2. The Pilgrim Psalmody, at Plymouth and Salem. Ainsworth’s Booke of Psalmes set to the Genevan melodies. It merges (1667, 1692) in the Puritan psalmody.

3. The Puritan Psalmody (1629), an extension of that current in Church of England. Sternhold and Hopkins. The Puritan yearning for “purity” brings about beginnings of an American psalmody. The Bay Psalm Book, 1640: characteristics and Presbyterian use. Musical rendering.

4. The Dutch Psalmody. The Colonists’ Psalter (Dathen’s) a translation of Marot and Beza’s with the original Genevan music. Dutch characteristics. Attempt to preserve them in English Psalter of 1767. The Psalms and Hymns of 1789. The “Rule of Dort” and organization of R. P. D. Church as a hymn-singing church.

5. The Scotch-Irish Psalmody.
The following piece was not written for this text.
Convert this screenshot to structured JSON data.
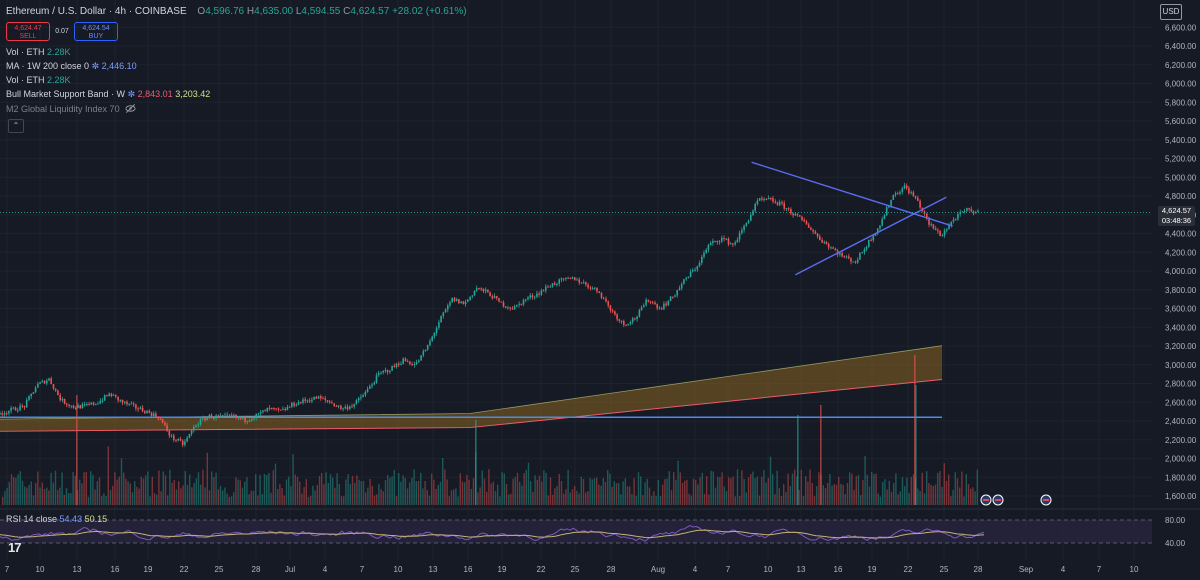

Rous’s Version. The meagre musical equipment. Proportions of immigration elevate Rous into commanding position. The status of “the subject matter of praise” originally and under the Adopting Act.

The Reformed Psalmody in the American Presbyterian Church.

1. The Change in the type of Psalmody. Influence of the Great Awakening on psalmody. Whitefield’s part. Isaac Watts and his work. Early use of his Psalms Imitated. New York Controversy, 1744. Status as to (a) church control of psalmody; (b) subject matter of praise. The introduction of Watts slowly proceeding and always supported by Synod. The Second Church of Philadelphia case. Synod’s position.

2. The Psalmody a cause of division and controversy. Effects of Revolution in worship: low estate of psalmody. Presbyterian union and a proposed new version (1785). Barlow’s Revision of Watts, 1787. The question of hymns. The Psalmody Controversy: in Virginia, North Carolina, Kentucky.

3. The Church as a Hymn-singing Church. The Directory of Worship, 1788. Reformed Psalmody passes over to the minor Presbyterian bodies. Attempts to conserve metrical psalmody. The first hymn books. Matter of Church control. Psalm singing practically banished. Efforts to restore it. Concluding reflections.